当前位置：

首页
/
IT
/
linux
/
Flume(4)- 监控模型

Flume(4)- 监控模型

一. 监控端口数据

首先启动 Flume 任务, 监控本机 44444 端口, 服务端;

然后通过 netcat 工具向本机 44444 端口发送消息, 客户端;

最后 Flume 将监听的数据实时显示在控制台.

1. 安装 netcat

sudo yum install -y nc

功能描述: netstat 命令是一个监控 TCP/IP 网络的非常有用的工具, 它可以显示路由表, 实际的网络连接以及每一个网络接口设备的状态信息.

基本语法: netstat [选项]

选项参数:

-t 或 --tcp: 显示 TCP 传输协议的连线状况;

-u 或 --udp: 显示 UDP 传输协议的连线状况;

-n 或 --numeric: 直接使用 ip 地址, 而不通过域名服务器;

-l 或 --listening: 显示监控中的服务器的 Socket;

-p 或 --programs: 显示正在使用 Socket 的程序识别码 (PID) 和程序名称;

2. 判断端口是否被占用

sudo netstat -tunlp | grep 44444

3. 创建 Flume Agent 配置文件 flume-netcat-logger.conf

# 在 flume 目录下创建 job 文件夹并进入 job 文件夹.
mkdir job
cd job/
# 在 job 文件夹下创建 Flume Agent 配置文件 flume-netcat-logger.conf
touch flume-netcat-logger.conf

在 flume-netcat-logger.conf 文件中添加如下内容.

# Name the components on this agent
#a1 表示 agent 的名称
a1.sources = r1    #r1 表示 a1 的输入源 source
a1.sinks = k1      #k1 表示 a1 的输出目的地 sink
a1.channels = c1   #c1 表示 a1 的缓冲区 channel
# Describe/configure the source
a1.sources.r1.type = netcat       #表示 a1 的输入源为 netcat 端口类型
a1.sources.r1.bind = localhost    #表示 a1 监听的主机地址
a1.sources.r1.port = 44444        #表示 a1 监听的端口
# Describe the sink
a1.sinks.k1.type = logger         #表示 a1 的输出目的地是控制台的 logger 类型
# Use a channel which buffers events in memory
a1.channels.c1.type = memory                #表示 a1 的 channel 类型为 memory 类型
a1.channels.c1.capacity = 1000              #表示 a1 的 channel 总容量是 1000 个 event
a1.channels.c1.transactionCapacity = 100    #表示 a1 的 channel 传输时收集到 100 条 event 后再去提交事务
# Bind the source and sink to the channel
a1.sources.r1.channels = c1                 #表示将 r1 和 c1 连接起来
a1.sinks.k1.channel = c1                    #表示将 k1 和 c1 连接起来

其他参数或参数详解, 请参阅官方手册 http://flume.apache.org/FlumeUserGuide.html

4. 开启 Flume 监听端口

# 第一种写法:
 bin/flume-ng agent --conf conf/ --name a1 --conf-file job/flume-netcat-logger.conf -Dflume.root.logger=INFO,console
# 第二种写法:
bin/flume-ng agent -c conf/ -n a1 -f job/flume-netcat-logger.conf -Dflume.root.logger=INFO,console

开启后会阻塞

参数说明:

--conf conf/ : 表示配置文件存储在 conf / 目录

--name a1 : 表示给 agent 起名为 a1

--conf-file job/flume-netcat.conf :flume 本次启动读取的配置文件是在 job 文件夹下的 flume-telnet.conf 文件.
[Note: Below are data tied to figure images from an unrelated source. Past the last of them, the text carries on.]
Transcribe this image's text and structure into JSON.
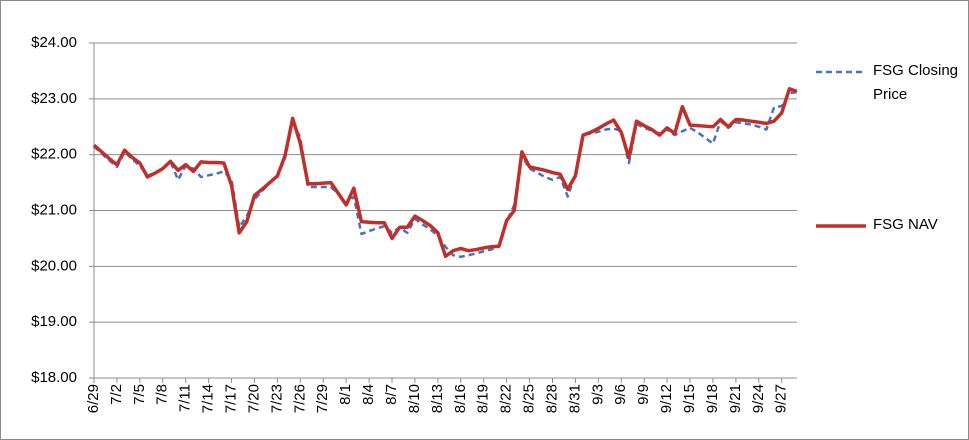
{
  "chart_data": {
    "type": "line",
    "categories": [
      "6/29",
      null,
      null,
      "7/2",
      null,
      null,
      "7/5",
      null,
      null,
      "7/8",
      null,
      null,
      "7/11",
      null,
      null,
      "7/14",
      null,
      null,
      "7/17",
      null,
      null,
      "7/20",
      null,
      null,
      "7/23",
      null,
      null,
      "7/26",
      null,
      null,
      "7/29",
      null,
      null,
      "8/1",
      null,
      null,
      "8/4",
      null,
      null,
      "8/7",
      null,
      null,
      "8/10",
      null,
      null,
      "8/13",
      null,
      null,
      "8/16",
      null,
      null,
      "8/19",
      null,
      null,
      "8/22",
      null,
      null,
      "8/25",
      null,
      null,
      "8/28",
      null,
      null,
      "8/31",
      null,
      null,
      "9/3",
      null,
      null,
      "9/6",
      null,
      null,
      "9/9",
      null,
      null,
      "9/12",
      null,
      null,
      "9/15",
      null,
      null,
      "9/18",
      null,
      null,
      "9/21",
      null,
      null,
      "9/24",
      null,
      null,
      "9/27",
      null,
      null
    ],
    "series": [
      {
        "name": "FSG Closing Price",
        "color": "#4472c4",
        "dash": true,
        "values": [
          22.15,
          22.02,
          21.9,
          21.78,
          22.05,
          21.92,
          21.8,
          21.62,
          21.68,
          21.75,
          21.88,
          21.55,
          21.8,
          21.75,
          21.6,
          21.63,
          21.66,
          21.7,
          21.55,
          20.7,
          20.9,
          21.2,
          21.35,
          21.5,
          21.6,
          21.95,
          22.6,
          22.3,
          21.42,
          21.42,
          21.42,
          21.42,
          21.3,
          21.12,
          21.25,
          20.58,
          20.63,
          20.68,
          20.72,
          20.6,
          20.7,
          20.6,
          20.85,
          20.75,
          20.66,
          20.55,
          20.35,
          20.2,
          20.17,
          20.2,
          20.23,
          20.27,
          20.3,
          20.38,
          20.8,
          21.1,
          21.98,
          21.75,
          21.68,
          21.6,
          21.55,
          21.6,
          21.25,
          21.65,
          22.35,
          22.38,
          22.41,
          22.45,
          22.47,
          22.42,
          21.85,
          22.55,
          22.48,
          22.43,
          22.38,
          22.45,
          22.35,
          22.42,
          22.48,
          22.4,
          22.3,
          22.2,
          22.6,
          22.48,
          22.58,
          22.56,
          22.54,
          22.5,
          22.45,
          22.85,
          22.87,
          23.1,
          23.12
        ]
      },
      {
        "name": "FSG NAV",
        "color": "#c0302b",
        "dash": false,
        "values": [
          22.17,
          22.05,
          21.93,
          21.82,
          22.08,
          21.95,
          21.85,
          21.6,
          21.67,
          21.75,
          21.88,
          21.72,
          21.82,
          21.7,
          21.87,
          21.86,
          21.86,
          21.85,
          21.45,
          20.6,
          20.8,
          21.27,
          21.38,
          21.5,
          21.62,
          21.98,
          22.65,
          22.2,
          21.48,
          21.48,
          21.49,
          21.5,
          21.3,
          21.1,
          21.4,
          20.8,
          20.79,
          20.78,
          20.78,
          20.5,
          20.7,
          20.7,
          20.9,
          20.82,
          20.73,
          20.6,
          20.18,
          20.28,
          20.32,
          20.28,
          20.3,
          20.33,
          20.35,
          20.36,
          20.82,
          21.0,
          22.05,
          21.78,
          21.75,
          21.72,
          21.68,
          21.65,
          21.38,
          21.62,
          22.35,
          22.4,
          22.47,
          22.55,
          22.62,
          22.4,
          21.95,
          22.6,
          22.52,
          22.45,
          22.35,
          22.48,
          22.38,
          22.86,
          22.53,
          22.52,
          22.51,
          22.5,
          22.63,
          22.5,
          22.63,
          22.62,
          22.6,
          22.58,
          22.56,
          22.6,
          22.75,
          23.18,
          23.13
        ]
      }
    ],
    "ylim": [
      18,
      24
    ],
    "yticks": [
      {
        "value": 18,
        "label": "$18.00"
      },
      {
        "value": 19,
        "label": "$19.00"
      },
      {
        "value": 20,
        "label": "$20.00"
      },
      {
        "value": 21,
        "label": "$21.00"
      },
      {
        "value": 22,
        "label": "$22.00"
      },
      {
        "value": 23,
        "label": "$23.00"
      },
      {
        "value": 24,
        "label": "$24.00"
      }
    ],
    "grid": true,
    "legend": "right"
  }
}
-Dflume.root.logger==INFO,console :-D 表示 flume 运行时动态修改 flume.root.logger 参数属性值, 并将控制台日志打印级别设置为 INFO 级别. 日志级别包括: log,info,warn,error.
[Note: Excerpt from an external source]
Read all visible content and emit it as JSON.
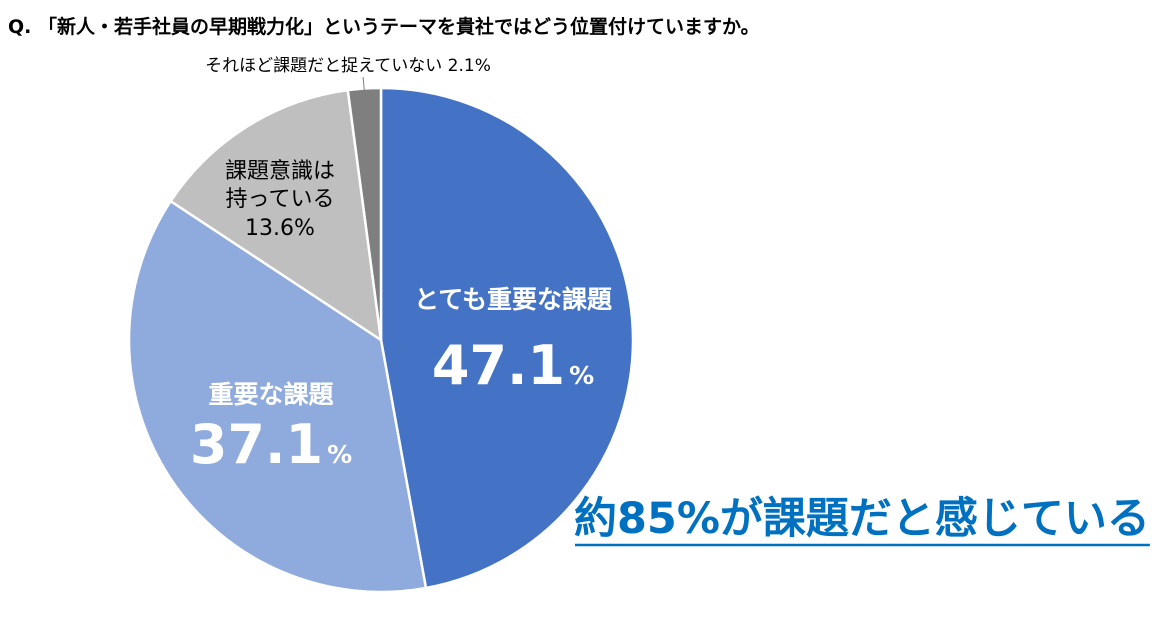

5. 使用 netcat 工具向本机的 44444 端口发送内容

6. 在 Flume 监听页查看接收数据

二. 实时读取本地文件到 HDFS

1. 让 Flume 持有 Hadoop 相关 jar 包

将 commons-configuration-1.6.jar,

hadoop-auth-2.7.2.jar,
hadoop-common-2.7.2.jar,
hadoop-hdfs-2.7.2.jar,
commons-io-2.4.jar,
htrace-core-3.1.0-incubating.jar

拷贝到 / opt/module/flume/lib 文件夹下(如果已经持有的话, 略过).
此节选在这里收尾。